Increasing knowledge of paedophile activity in P2P systems is a crucial societal concern, with important consequences on child protection, policy making, and internet regulation. Because of a lack of traces of P2P exchanges and rigorous analysis methodology, however, current knowledge of this activity remains very limited. We consider here a widely used P2P system, eDonkey, and focus on two key statistics: the fraction of paedophile queries entered in the system and the fraction of users who entered such queries. We collect hundreds of millions of keyword-based queries; we design a paedophile query detection tool for which we establish false positive and false negative rates using assessment by experts; with this tool and these rates, we then estimate the fraction of paedophile queries in our data; finally, we design and apply methods for quantifying users who entered such queries. We conclude that approximately 0.25 % of queries are paedophile, and that more than 0.2 % of users enter such queries. These statistics are by far the most precise and reliable ever obtained in this domain.

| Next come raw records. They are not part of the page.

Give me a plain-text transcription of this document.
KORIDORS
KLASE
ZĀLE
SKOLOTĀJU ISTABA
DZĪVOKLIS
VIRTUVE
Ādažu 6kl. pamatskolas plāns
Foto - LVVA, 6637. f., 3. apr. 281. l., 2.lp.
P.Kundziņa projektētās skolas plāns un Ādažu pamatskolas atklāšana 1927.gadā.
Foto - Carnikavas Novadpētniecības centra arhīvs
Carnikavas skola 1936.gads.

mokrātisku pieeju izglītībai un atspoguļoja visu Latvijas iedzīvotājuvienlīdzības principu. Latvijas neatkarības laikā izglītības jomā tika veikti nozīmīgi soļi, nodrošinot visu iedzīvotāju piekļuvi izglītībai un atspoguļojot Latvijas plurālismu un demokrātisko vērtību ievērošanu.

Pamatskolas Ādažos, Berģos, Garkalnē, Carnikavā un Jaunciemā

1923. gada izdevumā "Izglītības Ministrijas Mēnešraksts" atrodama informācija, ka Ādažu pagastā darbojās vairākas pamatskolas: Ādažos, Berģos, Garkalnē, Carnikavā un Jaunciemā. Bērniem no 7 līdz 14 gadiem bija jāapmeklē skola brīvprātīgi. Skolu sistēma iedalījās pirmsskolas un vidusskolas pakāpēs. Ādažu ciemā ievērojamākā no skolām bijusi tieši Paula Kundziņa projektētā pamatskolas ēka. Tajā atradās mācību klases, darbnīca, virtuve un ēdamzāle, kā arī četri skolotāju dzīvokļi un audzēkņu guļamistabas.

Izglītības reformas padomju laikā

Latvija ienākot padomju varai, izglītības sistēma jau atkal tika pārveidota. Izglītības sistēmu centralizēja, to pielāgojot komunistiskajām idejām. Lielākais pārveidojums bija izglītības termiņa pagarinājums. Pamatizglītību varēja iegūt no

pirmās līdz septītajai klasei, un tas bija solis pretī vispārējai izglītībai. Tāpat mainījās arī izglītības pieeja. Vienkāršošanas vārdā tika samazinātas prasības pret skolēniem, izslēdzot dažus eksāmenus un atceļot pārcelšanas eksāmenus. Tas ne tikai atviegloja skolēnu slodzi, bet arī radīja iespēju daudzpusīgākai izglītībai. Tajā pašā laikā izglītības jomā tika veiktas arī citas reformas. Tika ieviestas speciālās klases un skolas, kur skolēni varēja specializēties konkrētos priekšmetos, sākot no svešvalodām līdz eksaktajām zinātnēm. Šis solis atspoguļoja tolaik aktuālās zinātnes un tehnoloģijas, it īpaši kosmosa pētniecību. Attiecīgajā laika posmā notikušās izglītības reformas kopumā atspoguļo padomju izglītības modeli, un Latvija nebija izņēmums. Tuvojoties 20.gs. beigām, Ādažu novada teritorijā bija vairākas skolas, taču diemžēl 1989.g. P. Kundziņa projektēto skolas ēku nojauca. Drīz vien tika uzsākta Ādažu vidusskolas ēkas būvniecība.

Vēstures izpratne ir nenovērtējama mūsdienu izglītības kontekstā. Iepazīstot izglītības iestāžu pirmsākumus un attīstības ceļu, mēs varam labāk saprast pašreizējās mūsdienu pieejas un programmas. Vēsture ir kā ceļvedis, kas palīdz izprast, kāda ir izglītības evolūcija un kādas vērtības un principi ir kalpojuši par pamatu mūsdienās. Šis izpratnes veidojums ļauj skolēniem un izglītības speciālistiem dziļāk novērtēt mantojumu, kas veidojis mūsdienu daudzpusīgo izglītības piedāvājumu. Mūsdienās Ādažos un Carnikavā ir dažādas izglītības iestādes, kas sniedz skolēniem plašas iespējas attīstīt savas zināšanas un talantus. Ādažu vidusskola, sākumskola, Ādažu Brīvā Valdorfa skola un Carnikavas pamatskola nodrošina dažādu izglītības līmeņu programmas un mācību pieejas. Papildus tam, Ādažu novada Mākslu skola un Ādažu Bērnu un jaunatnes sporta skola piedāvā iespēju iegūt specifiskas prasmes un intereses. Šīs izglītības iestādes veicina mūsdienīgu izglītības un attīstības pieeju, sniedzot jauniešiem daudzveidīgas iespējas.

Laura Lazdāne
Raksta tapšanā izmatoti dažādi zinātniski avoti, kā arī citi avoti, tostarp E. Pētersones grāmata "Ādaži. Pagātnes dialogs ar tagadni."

Estimating properties in dynamic systems: the case of churn in P2P networks

Lamia Benamara and Clémence Magnien

Proceedings of the third International Workshop on Network Science for Communication Networks (NetSciCom 2010), In conjunction with IEEE Infocom 2010.

In many systems, such as P2P systems, the dynamicity of participating elements, or churn, has a strong impact. As a consequence, many efforts have been made to characterize it, and in particular to capture the session length distribution. However in most cases, estimating it rigorously is difficult. One of the reasons is that, because the observation window is by definition finite, parts of the sessions that begin before the window and/or end after it are missed. This induces a bias. Although it tends to decrease when the observation window length increases, it is difficult to quantify its importance, or how fast it decreases. Here, we introduce a general methodology that allows us to know if the observation window is long enough to characterize a given property. This methodology is not specific to one study case and may be applied to any property in a dynamic system. We apply this methodology to the study of session lengths in a massive measurement of P2P activity in the eDonkey system. We show that the measurement needs to last for at least one week in order to obtain representative results. We also show that our methodology allows us to precisely characterize the shape of the session length distribution.


Ten weeks in the life of an eDonkey server

Frédéric Aidouni, Matthieu Latapy and Clémence Magnien

Sixth International Workshop on Hot Topics in Peer-to-Peer Systems (Hot-P2P 2009), May 29, 2009, Rome, Italy

This paper presents a capture of the queries managed by an eDonkey server during almost 10 weeks, leading to the observation of almost 9 billion messages involving almost 90 million users and more than 275 million distinct files. Acquisition and management of such data raises several challenges, which we discuss as well as the solutions we developed. We obtain a very rich dataset, orders of magnitude larger than previously avalaible ones, which we provide for public use. We finally present basic analysis of the obtained data, which already gives evidence of non-trivial features.


Measurement of eDonkey Activity with Distributed Honeypots

Oussama Allali, Matthieu Latapy and Clémence Magnien

Sixth International Workshop on Hot Topics in Peer-to-Peer Systems (Hot-P2P 2009), May 29, 2009, Rome, Italy

Collecting information about user activity in peer-to-peer systems is a key but challenging task. We describe here a distributed platform for doing so on the eDonkey network, relying on a group of honeypot peers which claim to have certain files and log queries they receive for these files. We then conduct some measurements with typical scenarios and use the obtained data to analyze the impact of key parameters like measurement duration, number of honeypots involved, and number of advertised files. This illustrates both the possible uses of our measurement system, and the kind of data one may collect using it.